Beras Satu Harga (BSH) yang diinisiasi oleh Perum Bulog perlu didukung pemerintah untuk diperluas implementasinya ke seluruh pelosok Tanah Air, sebagaimana dilakukan pada program BBM Satu Harga. Beras komoditas sangat strategis karena merupakan makanan pokok yang dibutuhkan rakyat, berkontribusi besar terhadap garis kemiskinan terutama di perdesaan, dan memengaruhi inflasi yang mendorong tingginya bunga kredit bank hingga menurunkan daya beli masyarakat.
Bila pemerintah memperkuat Perum Bulog, implementasi BSH dengan harga terjangkau bisa dilakukan hingga ke wilayah Terdepan, Terluar, dan Tertinggal (3T), sebagaimana program Bahan Bakar Minyak (BBM) Satu Harga. Program BBM Satu Harga ini menetapkan harga BBM untuk jenis premium JBKP (jenis BBM khusus penugasan) Rp 6.450 per liter dan solar/biosolar JBT (jenis BBM tertentu) Rp 5.150 per liter.
Penguatan Bulog itu juga bisa melawan mafia pangan internasional yang berjejaring dengan mafia dalam negeri untuk menguasai pasar Indonesia yang besar dan merusak kedaulatan pangan nasional. “Itulah sebabnya, kami mendukung penuh langkah Bulog untuk membuat BSH, pemerintah pun hendaknya mendukung inisiasi Bulog tersebut Bulog sangat berpengalaman menyalurkan beras yang dulu namanya raskin (beras untuk rumah tangga miskin) — belakangan disebut rastra (beras sejahtera) –, selama bertahun- tahun harga sebenarnya Rp 7.000 per kg atau lebih sedangkan harga tebus Rp 1.600 per kg dengan selisih ditanggung pemerintah.
Harga tebus raskin di seluruh Indonesia sama, satu harga, kalaupun nanti ada kebijakan BSH itu sangat mudah bagi Bulog sebagai lembaga yang selama ini menangani masalah pangan,” kata Anggota Komisi IV DPR Herman Khaeron di Jakarta, belum lama ini. Herman mengungkapkan, Bulog bisa melaksanakan hal tersebut karena perusahaan pelat merah itu memiliki jaringan yang luar biasa panjang, hingga menjangkau titik terkecil wilayah Indonesia. Di tiap provinsi Bulog memiliki divisi regional (divre) dan di tingkat lebih sempit subdivre.

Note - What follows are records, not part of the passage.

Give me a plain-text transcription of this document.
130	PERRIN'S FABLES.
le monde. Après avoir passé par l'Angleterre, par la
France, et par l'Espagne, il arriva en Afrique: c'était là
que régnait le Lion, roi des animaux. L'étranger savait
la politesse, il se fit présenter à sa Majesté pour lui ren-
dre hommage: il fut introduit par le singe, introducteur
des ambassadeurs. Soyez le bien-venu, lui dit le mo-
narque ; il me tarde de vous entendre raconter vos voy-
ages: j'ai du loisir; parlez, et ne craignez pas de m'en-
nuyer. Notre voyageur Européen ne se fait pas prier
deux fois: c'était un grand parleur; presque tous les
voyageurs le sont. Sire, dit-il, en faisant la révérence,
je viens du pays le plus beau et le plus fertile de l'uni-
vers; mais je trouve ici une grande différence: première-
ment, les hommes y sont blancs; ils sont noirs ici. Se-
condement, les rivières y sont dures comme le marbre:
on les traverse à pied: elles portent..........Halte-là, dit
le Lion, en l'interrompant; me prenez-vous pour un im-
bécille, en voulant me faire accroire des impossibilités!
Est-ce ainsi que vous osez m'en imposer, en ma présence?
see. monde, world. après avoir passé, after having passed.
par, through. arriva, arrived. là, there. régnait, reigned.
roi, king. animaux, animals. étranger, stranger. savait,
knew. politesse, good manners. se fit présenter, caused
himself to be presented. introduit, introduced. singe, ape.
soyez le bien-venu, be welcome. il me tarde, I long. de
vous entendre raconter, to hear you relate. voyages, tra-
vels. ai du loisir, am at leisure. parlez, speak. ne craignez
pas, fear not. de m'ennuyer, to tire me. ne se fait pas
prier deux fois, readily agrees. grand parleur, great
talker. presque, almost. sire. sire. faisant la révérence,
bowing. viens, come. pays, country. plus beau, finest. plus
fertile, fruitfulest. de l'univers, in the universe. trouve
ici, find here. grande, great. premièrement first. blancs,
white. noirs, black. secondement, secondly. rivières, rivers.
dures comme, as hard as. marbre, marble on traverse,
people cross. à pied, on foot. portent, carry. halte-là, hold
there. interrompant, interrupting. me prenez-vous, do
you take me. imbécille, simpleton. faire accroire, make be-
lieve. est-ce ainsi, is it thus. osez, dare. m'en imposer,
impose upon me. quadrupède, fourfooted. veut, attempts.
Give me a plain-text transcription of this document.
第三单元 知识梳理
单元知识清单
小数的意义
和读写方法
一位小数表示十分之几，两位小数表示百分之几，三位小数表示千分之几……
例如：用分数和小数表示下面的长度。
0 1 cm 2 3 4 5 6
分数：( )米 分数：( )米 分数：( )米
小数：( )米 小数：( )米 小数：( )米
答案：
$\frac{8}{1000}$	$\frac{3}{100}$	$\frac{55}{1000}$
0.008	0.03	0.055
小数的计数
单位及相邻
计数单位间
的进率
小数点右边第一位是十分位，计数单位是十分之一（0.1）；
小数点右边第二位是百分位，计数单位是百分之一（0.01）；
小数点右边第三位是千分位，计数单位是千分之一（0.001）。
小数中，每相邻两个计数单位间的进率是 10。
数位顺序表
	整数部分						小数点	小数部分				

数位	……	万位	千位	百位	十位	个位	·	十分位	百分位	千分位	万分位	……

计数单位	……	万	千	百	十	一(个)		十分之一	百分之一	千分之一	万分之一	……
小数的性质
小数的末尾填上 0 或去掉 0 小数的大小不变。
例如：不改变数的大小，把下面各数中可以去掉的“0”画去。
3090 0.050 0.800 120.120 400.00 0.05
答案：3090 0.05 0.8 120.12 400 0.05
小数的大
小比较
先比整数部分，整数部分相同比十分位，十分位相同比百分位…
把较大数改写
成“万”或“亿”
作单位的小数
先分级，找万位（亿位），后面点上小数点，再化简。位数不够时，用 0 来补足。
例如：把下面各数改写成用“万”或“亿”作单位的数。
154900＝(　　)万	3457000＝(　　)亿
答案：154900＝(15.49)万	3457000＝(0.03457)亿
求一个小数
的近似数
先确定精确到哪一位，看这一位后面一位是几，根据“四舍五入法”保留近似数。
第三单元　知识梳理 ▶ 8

“Kalau ini (BSH) nanti menjadi penugasan dari pemerintah kepada Bulog, maka pemerintah tinggal memberikan privilege dalam hal budgeting. Tidak usahlah pakai penyertaan modal negara (PMN), kasih saja seluruh pengelolaan program bantuan pangan nontunai (BPNT) kepada Bulog, baik sebagai pemasok maupun distributor tunggal, jangan dikelola Kementerian Sosial,” ucap Herman.
Dia menjelaskan, meskipun penguasaan beras Bulog dibandingkan seluruh beras yang beredar di Indonesia masih relatif minim yakni 10% atau sekitar 3 juta ton, namun dampak kehadiran Bulog begitu terasa. Tanpa ada Bulog dengan raskin/rastra, lanjut dia, kondisi perberasan nasional cenderung acak-acakan. “Bulog hadir bukan semata menstabilkan harga namun juga untuk melawan kapitalis pasar bebas beras, melawan kartel. Karena itu, beri keleluasaan penyaluran beras Bulog, penyaluran massal, termasuk BSH ini. Bulog kuat, maka kartel mati,” tandas Herman.